Means-Testing Private School
Posted on August 24th, 2012 in Uncategorized | 3 Comments »
R. Scott Asen, a graduate of Groton, my high school alma mater, proposes that private school parents be means-tested to make up the difference between what tuition pays for and money that comes from the endowment and donations.
From the Times Op-Ed page:
For 10 years, I headed the development committee of the board of trustees at Groton School, a secondary boarding school in Massachusetts, and ran two major capital campaigns there. I can attest that expenses have so far outstripped revenues that no amount of cost-cutting at such schools, healthy as that may be, can come close to solving the problem. …
To the extent that any family with the wherewithal is paying less than the full cost of the product it is buying through combined tuition payments and donations, that family is effectively being subsidized by other current and past donors. Not only is this ethically unsupportable, but ultimately, it is also financially unworkable.

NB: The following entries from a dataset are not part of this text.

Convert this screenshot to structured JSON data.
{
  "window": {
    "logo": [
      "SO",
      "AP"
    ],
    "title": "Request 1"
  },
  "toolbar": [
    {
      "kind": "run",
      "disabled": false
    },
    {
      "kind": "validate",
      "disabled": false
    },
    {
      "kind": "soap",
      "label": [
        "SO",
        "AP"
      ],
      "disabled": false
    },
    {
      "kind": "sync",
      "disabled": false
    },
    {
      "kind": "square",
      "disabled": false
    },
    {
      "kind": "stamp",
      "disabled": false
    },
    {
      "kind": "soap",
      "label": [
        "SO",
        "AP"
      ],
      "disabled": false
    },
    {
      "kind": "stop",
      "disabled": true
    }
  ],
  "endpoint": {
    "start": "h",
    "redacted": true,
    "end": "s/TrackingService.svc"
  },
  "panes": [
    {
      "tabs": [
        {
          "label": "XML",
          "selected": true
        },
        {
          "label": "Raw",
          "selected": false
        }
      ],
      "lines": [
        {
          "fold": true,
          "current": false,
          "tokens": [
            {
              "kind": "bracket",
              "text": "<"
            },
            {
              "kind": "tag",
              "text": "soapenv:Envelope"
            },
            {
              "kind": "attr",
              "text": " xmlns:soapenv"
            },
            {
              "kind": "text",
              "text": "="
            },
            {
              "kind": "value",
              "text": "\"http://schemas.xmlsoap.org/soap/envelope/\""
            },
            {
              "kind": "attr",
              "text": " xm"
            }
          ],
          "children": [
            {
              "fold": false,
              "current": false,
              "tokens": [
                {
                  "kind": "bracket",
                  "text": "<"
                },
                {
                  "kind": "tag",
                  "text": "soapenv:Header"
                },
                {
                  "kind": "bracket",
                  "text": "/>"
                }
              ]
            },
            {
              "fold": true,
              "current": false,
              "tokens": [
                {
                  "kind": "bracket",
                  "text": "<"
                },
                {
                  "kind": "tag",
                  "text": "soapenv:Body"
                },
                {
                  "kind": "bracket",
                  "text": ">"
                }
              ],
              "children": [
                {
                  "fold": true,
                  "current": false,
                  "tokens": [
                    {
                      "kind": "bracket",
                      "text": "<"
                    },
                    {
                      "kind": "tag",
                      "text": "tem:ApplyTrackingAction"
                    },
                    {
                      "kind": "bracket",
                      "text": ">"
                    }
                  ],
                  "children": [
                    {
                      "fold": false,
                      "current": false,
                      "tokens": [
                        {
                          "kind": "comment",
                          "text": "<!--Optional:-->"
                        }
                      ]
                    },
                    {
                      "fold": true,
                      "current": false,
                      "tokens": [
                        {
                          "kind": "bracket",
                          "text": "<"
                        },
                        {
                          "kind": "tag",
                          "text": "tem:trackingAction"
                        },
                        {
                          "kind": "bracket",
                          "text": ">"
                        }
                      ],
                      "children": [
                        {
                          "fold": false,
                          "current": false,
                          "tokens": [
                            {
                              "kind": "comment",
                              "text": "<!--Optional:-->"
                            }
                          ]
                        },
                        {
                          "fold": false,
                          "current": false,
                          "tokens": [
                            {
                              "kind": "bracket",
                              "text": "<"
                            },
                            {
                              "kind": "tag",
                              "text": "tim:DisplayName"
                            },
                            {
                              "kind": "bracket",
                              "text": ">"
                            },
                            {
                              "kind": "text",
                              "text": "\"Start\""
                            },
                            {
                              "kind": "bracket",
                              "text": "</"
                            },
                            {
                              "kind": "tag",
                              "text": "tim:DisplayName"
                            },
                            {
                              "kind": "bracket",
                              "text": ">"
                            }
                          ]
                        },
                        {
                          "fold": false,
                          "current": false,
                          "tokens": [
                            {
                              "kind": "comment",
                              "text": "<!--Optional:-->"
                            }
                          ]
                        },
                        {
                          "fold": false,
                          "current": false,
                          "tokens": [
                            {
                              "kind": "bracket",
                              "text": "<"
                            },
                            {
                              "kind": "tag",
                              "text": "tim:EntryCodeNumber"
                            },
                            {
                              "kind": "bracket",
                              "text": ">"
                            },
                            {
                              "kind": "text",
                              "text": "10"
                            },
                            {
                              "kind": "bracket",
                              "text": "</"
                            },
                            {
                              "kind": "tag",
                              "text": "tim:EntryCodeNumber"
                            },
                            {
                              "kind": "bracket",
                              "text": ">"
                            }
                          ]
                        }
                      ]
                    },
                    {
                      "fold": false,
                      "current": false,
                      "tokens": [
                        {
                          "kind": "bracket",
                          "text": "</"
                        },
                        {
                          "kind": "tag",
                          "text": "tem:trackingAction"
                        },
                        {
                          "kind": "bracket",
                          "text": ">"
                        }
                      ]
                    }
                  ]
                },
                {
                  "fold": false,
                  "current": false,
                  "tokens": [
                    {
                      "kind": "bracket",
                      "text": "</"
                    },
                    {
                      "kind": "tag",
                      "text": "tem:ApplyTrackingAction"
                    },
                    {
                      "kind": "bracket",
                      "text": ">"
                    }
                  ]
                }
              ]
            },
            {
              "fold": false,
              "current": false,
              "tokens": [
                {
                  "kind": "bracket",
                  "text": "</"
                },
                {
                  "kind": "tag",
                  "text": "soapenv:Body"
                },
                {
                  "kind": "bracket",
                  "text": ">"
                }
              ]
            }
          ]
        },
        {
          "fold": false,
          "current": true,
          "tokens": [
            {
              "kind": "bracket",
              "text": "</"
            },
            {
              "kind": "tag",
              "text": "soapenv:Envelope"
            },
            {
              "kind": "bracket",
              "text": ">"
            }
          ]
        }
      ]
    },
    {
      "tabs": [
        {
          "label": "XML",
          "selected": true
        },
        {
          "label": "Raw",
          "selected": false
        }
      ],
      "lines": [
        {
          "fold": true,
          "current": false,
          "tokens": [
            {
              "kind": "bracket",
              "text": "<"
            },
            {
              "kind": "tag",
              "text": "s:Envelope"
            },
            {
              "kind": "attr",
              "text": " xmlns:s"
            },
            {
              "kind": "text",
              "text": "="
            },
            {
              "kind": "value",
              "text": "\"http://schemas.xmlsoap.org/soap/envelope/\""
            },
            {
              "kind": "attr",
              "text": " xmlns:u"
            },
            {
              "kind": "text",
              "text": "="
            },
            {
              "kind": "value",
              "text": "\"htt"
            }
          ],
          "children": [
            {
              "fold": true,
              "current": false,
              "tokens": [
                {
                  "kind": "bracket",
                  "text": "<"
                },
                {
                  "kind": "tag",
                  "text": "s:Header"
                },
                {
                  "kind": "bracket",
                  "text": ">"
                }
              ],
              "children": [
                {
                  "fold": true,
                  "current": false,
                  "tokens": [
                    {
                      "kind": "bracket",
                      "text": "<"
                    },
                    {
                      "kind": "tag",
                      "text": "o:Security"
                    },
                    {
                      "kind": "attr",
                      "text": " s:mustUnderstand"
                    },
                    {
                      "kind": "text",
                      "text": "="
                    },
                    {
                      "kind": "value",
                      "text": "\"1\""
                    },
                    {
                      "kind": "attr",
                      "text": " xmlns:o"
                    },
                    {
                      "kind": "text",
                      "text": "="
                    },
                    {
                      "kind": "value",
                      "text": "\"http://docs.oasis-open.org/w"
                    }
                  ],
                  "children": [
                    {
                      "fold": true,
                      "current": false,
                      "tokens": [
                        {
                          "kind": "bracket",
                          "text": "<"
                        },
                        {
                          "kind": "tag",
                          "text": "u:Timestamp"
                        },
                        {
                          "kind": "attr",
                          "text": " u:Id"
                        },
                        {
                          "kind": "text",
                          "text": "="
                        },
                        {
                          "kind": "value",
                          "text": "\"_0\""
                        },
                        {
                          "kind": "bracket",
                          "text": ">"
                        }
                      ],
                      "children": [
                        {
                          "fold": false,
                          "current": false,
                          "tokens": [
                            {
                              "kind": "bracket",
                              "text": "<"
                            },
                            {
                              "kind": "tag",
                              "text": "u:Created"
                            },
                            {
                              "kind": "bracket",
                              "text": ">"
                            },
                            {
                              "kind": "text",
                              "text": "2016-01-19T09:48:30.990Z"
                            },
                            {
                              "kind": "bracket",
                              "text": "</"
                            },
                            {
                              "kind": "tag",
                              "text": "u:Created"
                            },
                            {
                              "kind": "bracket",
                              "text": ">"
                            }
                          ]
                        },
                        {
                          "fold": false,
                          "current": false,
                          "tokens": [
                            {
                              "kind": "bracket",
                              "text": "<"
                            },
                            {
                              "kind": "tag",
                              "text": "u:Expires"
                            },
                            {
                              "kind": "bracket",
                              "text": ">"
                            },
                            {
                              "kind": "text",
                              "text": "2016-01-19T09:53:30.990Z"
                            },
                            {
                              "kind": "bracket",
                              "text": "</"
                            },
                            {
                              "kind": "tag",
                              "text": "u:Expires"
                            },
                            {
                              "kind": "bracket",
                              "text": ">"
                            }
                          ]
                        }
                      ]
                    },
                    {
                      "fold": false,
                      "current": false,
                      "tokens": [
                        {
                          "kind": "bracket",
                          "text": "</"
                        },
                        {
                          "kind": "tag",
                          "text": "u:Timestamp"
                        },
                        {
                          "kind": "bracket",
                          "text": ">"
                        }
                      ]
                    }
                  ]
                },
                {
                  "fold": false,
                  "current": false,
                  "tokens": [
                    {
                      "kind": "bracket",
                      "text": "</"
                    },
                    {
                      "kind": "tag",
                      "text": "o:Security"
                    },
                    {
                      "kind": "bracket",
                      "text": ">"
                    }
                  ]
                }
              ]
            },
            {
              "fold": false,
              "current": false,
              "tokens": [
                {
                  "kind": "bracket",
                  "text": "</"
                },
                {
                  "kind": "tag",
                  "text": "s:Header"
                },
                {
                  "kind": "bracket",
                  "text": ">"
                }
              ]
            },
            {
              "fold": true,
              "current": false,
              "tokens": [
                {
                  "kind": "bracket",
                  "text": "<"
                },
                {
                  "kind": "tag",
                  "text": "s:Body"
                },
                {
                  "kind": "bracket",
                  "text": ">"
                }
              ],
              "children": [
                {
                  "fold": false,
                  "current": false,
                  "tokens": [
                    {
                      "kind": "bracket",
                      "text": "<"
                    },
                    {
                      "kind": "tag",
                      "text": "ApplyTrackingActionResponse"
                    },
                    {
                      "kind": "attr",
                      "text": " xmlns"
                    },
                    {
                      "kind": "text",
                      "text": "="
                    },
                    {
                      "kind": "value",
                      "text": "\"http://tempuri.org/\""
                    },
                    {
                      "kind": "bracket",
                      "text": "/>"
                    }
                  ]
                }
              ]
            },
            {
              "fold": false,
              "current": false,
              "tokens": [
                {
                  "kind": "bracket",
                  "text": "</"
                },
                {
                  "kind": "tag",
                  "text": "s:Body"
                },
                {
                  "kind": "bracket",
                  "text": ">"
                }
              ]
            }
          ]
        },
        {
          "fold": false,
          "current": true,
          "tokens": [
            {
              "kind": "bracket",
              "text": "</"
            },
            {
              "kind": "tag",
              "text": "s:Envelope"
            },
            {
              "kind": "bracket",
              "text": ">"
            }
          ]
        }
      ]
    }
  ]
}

My proposal: Supplement the traditional development model with a new pricing model. During the admissions process, along with quoting the stated tuition, the school should inform all families of the real costs of operation on a per-student basis and, further, tell them that they will be expected to fill as much of the gap between tuition and cost as they are able with a donation. To determine this number, the same level of financial disclosure currently asked of financial-aid applicants will be asked of them, and a means-testing exercise will be used to determine capability.
I’m not sure why you wouldn’t just raise tuition to the level required to fund the school…
...for a small school like Groton (where tuition last year was $49,810), the impact of the change I am recommending could be a net annual revenue gain of $2 million.….
I’m really just staggered by the fact that it costs $50, 000 to send a child to Groton, an amount that will surely be considerably higher by the time my son is high-school age….
3 Responses
8/24/2012 8:44 am
The op-ed suggests that these schools have a huge international pool to draw on for applicants and could thus sustain such a radical shift in tuition pricing. My experience with a similar New England boarding secondary school suggests that while the applicant pool has become internationalized, predominantly due to an increase in Asian applications, applicants have continued to come largely from within a 250 mile radius of the school. Schools are finding it difficult to increase that geographical limitation. The one exception is California (the increase in Californian students has even led schools to consider lengthening Thanksgiving holidays, for example). It is true that the areas around these schools are increasing in affluence; so one notable change is the rise in day-student (non-boarding) applications. At some schools, it’s harder to be accepted as a day student than as a boarder, leading schools to reconsider the basic ratio of day-student to boarder and thus the nature of the school.
My question is how the situation described in this piece is any different from colleges with small endowments. Surely, they also function largely through current and past donors. I don’t know whether this is financially unworkable. But I don’t see how it is ethically unsupportable.
8/24/2012 12:42 pm
My understanding is that this is the norm at a few of the top British public schools. Some of those who can afford to pay more than the posted price, do so.
Actually, in a way that is not as explicit, a number of the top U.S. colleges do the same thing. I’ve seen at my alma mater the designation of PAR (standing for parent and with the number of the year in which their child graduates, after it) used in the annual giving book sent out by the university. It’s interesting to see for instance Mr. and Mrs. X PAR’14 and a gift in the category of > 250,000. The kid was just a first year and the parents have already given >250,000. What is going on here? Could it be that there was some subtle understanding involved when the acceptance was made?
8/24/2012 1:09 pm
This gets debated in independent school boards all the time. But the economically rational calculus may not be so rational when you take human behavior into account. Just two quick points. First is signaling: What your sticker price or pricing structure says about what kind of institution you are affects who will apply to it and, on the margin, what choices the accepted students may make. And second is what it does to the sense of moral obligation when people are simply charged more money. In his recent book, Michael Sandel reports what happened when a day care center changed its policy about late pick-ups. It had simply stated that parents should pick up their kids on time out of fairness to the staff and the other parents, etc. Then they decided to impose a fine to put some teeth into their policy. Lateness increased, because what had been a moral obligation had been turned into a cash transaction.